First Visit to a Dead Best Friend
Gravel spitting under the tires of a cemetery road. Thick windbreaks of trees, branches weaved together to create a thorny wall from the dead and the skeletal cornfield stalks. Walking down grassy aisles with double headstones for husbands and wives, some spousal deaths on hold for years.
My first dead friend visit. Cheated out of the bereavement airline fare because we didn’t have the same last name. And after all my rehearsing of what I’d tell him when he couldn’t talk back, I was speechless.
Finally I pushed out something we both could agree on. “I wish we were young and telling lies again.” “I never imagined that our hundred or so phone calls the past 6 months wouldn’t cure you”. Smiling at your last line to me on your death bed, “What’s your mother’s name again? “ (He often threatened the last few months that he’d look up my mother in the afterlife and he’d tell her all the things I had done)
“Yea my life, just like this empty cemetery in the dusk.
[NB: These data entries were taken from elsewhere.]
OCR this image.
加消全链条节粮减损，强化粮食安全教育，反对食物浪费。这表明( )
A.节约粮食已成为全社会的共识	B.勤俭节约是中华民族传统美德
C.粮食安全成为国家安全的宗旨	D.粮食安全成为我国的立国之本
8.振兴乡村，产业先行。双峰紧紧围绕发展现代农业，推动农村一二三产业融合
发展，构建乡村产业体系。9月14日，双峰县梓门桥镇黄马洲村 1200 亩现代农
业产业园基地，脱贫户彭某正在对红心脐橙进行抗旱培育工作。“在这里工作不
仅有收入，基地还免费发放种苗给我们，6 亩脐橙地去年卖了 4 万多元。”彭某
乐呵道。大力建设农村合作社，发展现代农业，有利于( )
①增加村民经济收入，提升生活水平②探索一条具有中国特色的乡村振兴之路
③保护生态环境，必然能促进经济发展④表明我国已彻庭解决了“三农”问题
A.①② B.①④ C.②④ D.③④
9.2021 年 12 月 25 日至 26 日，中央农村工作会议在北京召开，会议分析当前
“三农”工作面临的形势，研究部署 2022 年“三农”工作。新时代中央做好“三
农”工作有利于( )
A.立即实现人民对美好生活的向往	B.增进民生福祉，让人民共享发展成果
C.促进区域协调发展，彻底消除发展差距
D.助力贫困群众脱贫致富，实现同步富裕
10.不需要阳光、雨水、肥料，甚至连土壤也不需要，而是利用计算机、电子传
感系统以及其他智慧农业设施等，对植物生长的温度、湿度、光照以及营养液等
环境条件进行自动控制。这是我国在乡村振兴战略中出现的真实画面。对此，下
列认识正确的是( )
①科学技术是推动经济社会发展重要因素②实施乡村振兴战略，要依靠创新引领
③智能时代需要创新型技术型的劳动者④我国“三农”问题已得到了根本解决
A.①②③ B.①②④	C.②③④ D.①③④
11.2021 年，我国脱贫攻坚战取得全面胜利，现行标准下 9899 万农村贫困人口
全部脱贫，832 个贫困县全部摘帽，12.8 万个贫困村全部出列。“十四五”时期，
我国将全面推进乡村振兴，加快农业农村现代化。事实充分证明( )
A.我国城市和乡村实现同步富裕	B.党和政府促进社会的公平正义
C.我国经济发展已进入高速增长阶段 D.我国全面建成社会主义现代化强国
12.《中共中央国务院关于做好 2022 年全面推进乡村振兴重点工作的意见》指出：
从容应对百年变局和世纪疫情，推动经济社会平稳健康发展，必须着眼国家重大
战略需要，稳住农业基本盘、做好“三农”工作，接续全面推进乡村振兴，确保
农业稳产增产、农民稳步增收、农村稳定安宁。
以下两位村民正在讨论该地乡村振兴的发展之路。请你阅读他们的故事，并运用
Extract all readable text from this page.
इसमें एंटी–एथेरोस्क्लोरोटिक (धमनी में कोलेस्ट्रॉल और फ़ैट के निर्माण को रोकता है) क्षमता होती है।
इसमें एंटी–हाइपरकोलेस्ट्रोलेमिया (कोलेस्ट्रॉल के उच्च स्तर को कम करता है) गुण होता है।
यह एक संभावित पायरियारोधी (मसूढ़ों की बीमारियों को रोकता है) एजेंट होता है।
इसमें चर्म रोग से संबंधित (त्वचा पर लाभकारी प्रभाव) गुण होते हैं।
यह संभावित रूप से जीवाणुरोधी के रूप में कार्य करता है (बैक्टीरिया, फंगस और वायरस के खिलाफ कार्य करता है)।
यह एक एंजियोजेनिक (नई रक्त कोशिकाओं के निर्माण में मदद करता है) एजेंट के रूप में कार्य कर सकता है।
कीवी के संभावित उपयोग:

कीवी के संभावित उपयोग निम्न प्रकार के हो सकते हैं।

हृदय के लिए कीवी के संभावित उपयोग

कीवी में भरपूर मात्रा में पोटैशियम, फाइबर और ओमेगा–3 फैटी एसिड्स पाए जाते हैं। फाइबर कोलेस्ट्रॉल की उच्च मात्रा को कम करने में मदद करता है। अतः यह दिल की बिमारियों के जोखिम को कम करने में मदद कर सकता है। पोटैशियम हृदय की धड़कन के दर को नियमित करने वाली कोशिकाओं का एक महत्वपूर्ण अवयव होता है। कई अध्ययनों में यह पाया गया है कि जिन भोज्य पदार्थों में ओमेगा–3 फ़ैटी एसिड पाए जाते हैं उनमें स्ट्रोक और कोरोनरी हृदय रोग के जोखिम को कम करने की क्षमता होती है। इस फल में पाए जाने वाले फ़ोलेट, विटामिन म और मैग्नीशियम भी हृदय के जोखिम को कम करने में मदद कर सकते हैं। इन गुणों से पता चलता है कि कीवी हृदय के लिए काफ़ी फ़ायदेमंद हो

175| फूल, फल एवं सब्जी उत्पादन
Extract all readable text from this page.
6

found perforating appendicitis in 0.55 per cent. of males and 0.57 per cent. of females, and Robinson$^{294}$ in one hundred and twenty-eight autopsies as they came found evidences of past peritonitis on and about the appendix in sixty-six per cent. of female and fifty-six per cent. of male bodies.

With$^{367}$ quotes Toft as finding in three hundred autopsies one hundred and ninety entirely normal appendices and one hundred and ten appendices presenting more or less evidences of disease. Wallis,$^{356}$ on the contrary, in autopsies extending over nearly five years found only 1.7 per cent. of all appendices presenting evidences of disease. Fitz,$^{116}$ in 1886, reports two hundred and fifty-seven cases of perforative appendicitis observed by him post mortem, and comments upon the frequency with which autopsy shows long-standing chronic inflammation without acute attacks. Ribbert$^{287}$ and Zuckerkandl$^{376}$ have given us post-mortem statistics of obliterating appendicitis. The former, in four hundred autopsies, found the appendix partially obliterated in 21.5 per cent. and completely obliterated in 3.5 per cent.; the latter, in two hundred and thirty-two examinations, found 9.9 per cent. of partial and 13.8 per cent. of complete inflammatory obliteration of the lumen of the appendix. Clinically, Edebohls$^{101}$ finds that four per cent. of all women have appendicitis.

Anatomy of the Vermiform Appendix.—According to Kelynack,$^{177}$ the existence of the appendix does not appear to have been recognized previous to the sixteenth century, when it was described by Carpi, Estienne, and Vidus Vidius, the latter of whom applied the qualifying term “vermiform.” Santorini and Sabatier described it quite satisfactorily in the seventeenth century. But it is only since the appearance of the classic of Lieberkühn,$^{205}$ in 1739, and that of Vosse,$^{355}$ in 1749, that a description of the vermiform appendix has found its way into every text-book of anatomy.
A lot of people around but no one I’d want to talk to. I’m so angry with you. I’m all alone just like I’m alone in this farmer’s cemetery. And our inside jokes? They’re just “Inside me” jokes now, and they aren’t real fulfilling. I mean, I thought visiting graves was a sport reserved for hopelessly over-weight retired people. Leaning over headstones and groaning from the effort of rotating seasonal flowers, or pulling weeds while leaking tears. Christ, I’m only 41.
“I mean, I’m no good at this grieving thing”. 3 visits with a pale, bearded male, HMO approved therapist that gave me a book to read and a workbook to fill out, like some substitute teacher giving me busy work. My heart is throbbing like a needed root canal, and all that damn shrink wants, is to book the next 3 sessions.